While examining a mummy first buried around 3,800 years ago (~1615 BC) in China's Taklamakan Desert, scientists discovered cheese among other after-life snacks draped around the corpse's neck, Live Science reported (picture).
It's the oldest clear example of ancient cheese, according to the scientists. Older samples dating as far back as 6,000 years ago included poorly preserved residual fats that have yet to undergo in depth analysis. (What are they waiting for? We need to know!) Thus, their presence is only circumstantial.
Researchers found a yellow substance (.4 to .8 inches thick) around the necks and on the chests of mummies (with Eurasian features) buried in the desert's Xiahoe Cemetery between 2002 and 2004, but only recently identified it as cheese in a paper they published earlier last month in the Journal of Achaelogical Science.

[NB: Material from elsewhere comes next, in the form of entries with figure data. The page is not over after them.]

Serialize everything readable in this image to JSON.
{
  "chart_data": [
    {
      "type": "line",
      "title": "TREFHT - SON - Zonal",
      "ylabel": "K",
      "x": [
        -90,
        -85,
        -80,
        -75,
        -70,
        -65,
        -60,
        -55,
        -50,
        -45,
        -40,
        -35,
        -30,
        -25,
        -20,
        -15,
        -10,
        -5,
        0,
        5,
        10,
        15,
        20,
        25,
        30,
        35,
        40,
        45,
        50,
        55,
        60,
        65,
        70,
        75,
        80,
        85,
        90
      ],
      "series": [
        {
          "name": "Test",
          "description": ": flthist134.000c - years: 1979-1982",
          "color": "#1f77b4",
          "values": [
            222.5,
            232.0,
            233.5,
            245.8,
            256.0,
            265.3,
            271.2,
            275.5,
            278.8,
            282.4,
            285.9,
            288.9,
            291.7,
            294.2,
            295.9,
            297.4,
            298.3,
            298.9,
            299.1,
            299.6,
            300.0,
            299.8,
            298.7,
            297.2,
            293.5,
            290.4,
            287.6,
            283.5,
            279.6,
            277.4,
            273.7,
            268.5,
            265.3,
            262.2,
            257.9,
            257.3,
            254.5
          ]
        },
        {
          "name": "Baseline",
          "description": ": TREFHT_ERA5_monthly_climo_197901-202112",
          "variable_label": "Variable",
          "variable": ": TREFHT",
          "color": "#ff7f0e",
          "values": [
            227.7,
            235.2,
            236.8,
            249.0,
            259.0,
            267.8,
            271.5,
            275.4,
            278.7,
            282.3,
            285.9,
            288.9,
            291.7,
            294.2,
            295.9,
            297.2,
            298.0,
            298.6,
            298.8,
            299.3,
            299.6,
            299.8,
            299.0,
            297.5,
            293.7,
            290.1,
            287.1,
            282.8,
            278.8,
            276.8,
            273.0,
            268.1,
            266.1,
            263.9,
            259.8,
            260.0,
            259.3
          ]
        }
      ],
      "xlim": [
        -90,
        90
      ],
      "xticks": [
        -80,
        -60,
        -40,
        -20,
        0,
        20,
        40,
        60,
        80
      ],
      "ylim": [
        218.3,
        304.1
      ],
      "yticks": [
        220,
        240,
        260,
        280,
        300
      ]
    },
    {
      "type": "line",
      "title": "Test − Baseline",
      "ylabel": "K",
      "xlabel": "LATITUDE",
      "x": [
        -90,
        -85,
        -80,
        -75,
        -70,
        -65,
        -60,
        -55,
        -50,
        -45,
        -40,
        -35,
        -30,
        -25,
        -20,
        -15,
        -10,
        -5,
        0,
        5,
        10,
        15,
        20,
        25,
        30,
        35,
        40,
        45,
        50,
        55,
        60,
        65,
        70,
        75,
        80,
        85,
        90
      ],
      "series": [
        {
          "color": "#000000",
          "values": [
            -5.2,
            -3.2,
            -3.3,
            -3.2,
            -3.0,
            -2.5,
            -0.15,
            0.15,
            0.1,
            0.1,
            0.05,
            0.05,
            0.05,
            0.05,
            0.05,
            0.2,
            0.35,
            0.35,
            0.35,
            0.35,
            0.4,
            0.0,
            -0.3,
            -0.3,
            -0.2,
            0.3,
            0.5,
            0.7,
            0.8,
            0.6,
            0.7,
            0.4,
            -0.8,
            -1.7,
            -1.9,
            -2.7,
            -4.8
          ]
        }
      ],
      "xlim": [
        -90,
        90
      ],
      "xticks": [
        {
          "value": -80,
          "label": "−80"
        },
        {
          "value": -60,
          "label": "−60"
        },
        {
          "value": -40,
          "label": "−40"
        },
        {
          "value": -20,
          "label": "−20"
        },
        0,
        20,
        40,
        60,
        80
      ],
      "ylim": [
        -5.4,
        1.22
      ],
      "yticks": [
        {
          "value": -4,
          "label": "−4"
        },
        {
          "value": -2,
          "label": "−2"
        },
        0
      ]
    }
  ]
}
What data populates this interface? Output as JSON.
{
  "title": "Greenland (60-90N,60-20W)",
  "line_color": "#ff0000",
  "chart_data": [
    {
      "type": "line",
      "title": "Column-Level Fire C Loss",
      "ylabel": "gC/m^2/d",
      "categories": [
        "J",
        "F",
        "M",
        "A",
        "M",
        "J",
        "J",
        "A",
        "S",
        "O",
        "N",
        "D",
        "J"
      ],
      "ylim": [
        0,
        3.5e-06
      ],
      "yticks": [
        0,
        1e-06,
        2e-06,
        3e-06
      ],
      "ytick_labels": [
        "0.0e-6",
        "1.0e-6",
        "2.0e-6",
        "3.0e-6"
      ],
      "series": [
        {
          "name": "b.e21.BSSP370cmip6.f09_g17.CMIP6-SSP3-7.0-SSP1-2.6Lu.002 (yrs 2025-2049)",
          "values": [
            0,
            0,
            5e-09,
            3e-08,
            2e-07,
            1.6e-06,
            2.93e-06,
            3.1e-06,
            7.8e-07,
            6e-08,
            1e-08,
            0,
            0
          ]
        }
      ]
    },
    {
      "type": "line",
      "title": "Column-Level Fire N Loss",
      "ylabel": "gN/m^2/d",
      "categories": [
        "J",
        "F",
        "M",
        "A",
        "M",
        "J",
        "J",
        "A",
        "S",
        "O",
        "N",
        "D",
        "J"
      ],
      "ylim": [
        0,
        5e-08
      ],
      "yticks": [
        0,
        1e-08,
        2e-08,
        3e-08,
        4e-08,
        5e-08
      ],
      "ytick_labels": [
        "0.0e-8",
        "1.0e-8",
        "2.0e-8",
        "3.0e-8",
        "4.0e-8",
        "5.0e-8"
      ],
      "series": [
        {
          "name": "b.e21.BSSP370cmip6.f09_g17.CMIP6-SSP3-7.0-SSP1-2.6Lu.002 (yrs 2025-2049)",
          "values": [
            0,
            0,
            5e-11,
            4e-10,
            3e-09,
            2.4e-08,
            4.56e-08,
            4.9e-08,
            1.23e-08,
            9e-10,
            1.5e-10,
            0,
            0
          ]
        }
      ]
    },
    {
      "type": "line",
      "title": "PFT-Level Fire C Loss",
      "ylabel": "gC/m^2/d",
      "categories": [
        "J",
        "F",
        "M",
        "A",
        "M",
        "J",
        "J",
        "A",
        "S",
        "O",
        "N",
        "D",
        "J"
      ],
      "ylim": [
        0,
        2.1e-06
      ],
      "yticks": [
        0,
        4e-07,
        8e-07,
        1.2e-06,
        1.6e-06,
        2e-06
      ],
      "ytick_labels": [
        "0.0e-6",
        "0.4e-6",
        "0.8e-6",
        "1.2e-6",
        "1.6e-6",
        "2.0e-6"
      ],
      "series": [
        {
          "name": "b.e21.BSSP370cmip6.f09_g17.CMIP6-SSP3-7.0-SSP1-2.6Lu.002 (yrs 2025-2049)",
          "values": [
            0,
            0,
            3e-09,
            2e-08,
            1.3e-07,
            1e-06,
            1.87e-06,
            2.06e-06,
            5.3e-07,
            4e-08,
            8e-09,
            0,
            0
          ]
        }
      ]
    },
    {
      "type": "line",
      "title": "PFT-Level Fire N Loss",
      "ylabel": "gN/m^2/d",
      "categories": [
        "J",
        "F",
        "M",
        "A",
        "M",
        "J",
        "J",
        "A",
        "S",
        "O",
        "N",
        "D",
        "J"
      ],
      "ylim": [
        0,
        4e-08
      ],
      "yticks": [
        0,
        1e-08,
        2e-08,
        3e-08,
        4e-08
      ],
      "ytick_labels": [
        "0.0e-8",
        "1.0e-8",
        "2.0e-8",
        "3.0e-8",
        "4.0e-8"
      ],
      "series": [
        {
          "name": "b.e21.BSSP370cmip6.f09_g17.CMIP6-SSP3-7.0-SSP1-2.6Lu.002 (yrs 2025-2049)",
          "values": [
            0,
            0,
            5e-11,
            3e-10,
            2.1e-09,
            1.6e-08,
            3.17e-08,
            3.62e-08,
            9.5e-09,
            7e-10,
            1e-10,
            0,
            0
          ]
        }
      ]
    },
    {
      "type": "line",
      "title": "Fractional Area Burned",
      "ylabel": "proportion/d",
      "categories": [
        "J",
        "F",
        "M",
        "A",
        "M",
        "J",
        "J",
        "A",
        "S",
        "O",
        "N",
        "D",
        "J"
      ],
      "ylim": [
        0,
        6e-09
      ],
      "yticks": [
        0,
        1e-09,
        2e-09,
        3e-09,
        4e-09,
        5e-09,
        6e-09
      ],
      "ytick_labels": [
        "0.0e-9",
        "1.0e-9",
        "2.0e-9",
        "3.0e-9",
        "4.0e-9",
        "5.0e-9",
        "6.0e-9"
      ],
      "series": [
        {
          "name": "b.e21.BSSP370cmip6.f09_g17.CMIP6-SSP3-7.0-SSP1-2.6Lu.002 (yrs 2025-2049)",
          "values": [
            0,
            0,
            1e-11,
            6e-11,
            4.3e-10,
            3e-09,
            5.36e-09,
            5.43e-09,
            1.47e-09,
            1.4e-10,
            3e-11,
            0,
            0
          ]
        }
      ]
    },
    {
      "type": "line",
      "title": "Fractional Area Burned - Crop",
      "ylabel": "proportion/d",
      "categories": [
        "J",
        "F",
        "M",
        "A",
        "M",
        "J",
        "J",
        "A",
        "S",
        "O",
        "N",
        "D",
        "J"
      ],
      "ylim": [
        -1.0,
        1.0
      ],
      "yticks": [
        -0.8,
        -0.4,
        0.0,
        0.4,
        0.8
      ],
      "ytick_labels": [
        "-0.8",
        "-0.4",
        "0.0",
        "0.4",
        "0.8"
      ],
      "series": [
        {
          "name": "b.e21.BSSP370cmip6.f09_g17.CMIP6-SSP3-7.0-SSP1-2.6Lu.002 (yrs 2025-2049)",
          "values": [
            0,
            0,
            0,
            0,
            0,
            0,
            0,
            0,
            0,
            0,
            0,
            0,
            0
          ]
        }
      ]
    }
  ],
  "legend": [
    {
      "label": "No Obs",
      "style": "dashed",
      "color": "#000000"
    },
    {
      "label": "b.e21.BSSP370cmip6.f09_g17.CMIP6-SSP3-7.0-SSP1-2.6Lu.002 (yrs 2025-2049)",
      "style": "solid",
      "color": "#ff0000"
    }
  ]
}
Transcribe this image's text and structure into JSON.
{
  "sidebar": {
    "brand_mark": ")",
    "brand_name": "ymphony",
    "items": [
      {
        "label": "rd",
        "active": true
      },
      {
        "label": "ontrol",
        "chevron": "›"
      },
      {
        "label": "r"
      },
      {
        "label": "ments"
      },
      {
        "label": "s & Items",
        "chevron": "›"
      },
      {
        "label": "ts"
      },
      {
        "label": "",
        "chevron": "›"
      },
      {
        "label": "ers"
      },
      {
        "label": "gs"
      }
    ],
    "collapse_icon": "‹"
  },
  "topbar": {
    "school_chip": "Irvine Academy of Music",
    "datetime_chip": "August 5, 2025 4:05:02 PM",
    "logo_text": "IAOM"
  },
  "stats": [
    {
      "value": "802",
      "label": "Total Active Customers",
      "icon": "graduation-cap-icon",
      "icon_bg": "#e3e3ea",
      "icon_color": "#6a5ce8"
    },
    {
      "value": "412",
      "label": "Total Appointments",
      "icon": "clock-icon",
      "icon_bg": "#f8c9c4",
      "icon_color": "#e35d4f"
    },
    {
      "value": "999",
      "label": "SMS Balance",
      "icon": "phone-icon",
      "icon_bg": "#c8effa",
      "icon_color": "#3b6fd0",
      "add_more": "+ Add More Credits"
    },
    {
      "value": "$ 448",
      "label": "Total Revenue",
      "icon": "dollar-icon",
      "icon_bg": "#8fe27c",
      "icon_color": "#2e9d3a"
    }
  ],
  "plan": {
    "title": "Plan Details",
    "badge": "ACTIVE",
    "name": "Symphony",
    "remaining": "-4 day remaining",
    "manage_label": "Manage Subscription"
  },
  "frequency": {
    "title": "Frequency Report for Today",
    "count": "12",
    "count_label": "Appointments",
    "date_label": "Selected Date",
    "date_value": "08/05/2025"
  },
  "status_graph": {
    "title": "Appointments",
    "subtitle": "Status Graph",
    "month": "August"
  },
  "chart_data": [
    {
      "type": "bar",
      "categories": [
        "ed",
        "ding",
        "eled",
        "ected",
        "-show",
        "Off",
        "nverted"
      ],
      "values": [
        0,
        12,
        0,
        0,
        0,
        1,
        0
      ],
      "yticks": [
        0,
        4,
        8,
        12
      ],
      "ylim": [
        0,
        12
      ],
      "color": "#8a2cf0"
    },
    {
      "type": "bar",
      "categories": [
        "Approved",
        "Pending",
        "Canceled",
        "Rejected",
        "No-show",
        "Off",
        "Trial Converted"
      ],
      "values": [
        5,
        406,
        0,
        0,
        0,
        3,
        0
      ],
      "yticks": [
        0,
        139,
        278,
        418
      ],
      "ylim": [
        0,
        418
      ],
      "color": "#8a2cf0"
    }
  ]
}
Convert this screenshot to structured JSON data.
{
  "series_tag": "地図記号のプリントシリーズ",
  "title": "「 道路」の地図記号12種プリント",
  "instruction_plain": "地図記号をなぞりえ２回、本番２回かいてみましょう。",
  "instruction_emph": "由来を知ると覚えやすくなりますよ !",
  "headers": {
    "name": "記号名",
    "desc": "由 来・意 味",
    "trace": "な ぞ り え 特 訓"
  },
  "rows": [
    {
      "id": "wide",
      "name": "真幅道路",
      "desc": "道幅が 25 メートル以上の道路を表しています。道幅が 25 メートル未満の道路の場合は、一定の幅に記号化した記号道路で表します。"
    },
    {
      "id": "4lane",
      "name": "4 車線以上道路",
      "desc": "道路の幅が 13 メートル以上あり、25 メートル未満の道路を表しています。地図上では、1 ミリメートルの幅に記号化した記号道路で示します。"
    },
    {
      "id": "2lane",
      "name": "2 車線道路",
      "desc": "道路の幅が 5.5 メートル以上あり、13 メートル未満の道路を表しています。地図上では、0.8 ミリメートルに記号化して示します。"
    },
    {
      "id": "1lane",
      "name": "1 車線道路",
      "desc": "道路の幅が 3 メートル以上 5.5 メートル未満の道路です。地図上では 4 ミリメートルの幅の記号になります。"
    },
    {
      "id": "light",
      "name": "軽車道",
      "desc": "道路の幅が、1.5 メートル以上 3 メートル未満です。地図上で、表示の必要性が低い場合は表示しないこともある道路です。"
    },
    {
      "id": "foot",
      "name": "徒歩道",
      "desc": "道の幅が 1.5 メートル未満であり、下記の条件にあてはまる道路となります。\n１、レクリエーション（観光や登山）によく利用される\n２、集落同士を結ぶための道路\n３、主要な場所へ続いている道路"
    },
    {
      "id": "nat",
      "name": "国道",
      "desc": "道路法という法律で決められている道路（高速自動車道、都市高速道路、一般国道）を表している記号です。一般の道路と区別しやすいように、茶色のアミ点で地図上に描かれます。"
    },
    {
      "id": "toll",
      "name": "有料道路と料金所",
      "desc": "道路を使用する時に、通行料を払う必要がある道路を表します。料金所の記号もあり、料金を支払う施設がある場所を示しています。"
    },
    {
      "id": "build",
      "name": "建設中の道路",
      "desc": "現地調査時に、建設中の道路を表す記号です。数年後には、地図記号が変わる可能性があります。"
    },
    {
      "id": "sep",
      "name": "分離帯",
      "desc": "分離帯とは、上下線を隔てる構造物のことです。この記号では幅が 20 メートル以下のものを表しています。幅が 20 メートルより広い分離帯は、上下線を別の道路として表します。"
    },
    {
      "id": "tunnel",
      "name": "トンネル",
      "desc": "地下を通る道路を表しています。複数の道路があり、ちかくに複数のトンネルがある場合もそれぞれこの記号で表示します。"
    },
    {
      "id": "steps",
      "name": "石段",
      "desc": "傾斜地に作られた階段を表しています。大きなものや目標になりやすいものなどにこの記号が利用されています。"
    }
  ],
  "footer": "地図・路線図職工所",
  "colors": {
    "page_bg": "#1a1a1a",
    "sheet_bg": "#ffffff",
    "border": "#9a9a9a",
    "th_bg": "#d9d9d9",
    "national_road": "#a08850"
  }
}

Without the presence of a certain enzyme found in harder cheeses, it was likely a softer variety known as kefir, still made (and popular) today. Somewhat ironically, the cheese had less salt content than typical of its type -- meaning it didn't stay fresh long and was meant to be consumed on the go. But effective mummification techniques, such as covering tombs in cowhide to block out air, gave them thousands of extra years.
The cheese created by members of the Early Bronze Age was agreeable to those lactose intolerant, which a majority of the population was in those times. The fermentation process used to create it was also believed to have probiotic attributes.
"The evidence of kefir dairy that occurred already at the Early Bronze Age helps [us] to understand why milking was spreading over Eastern Eurasia despite the lactose intolerance of the local population," the authors wrote.
To better understand kafir, the research group even produced a batch of their own.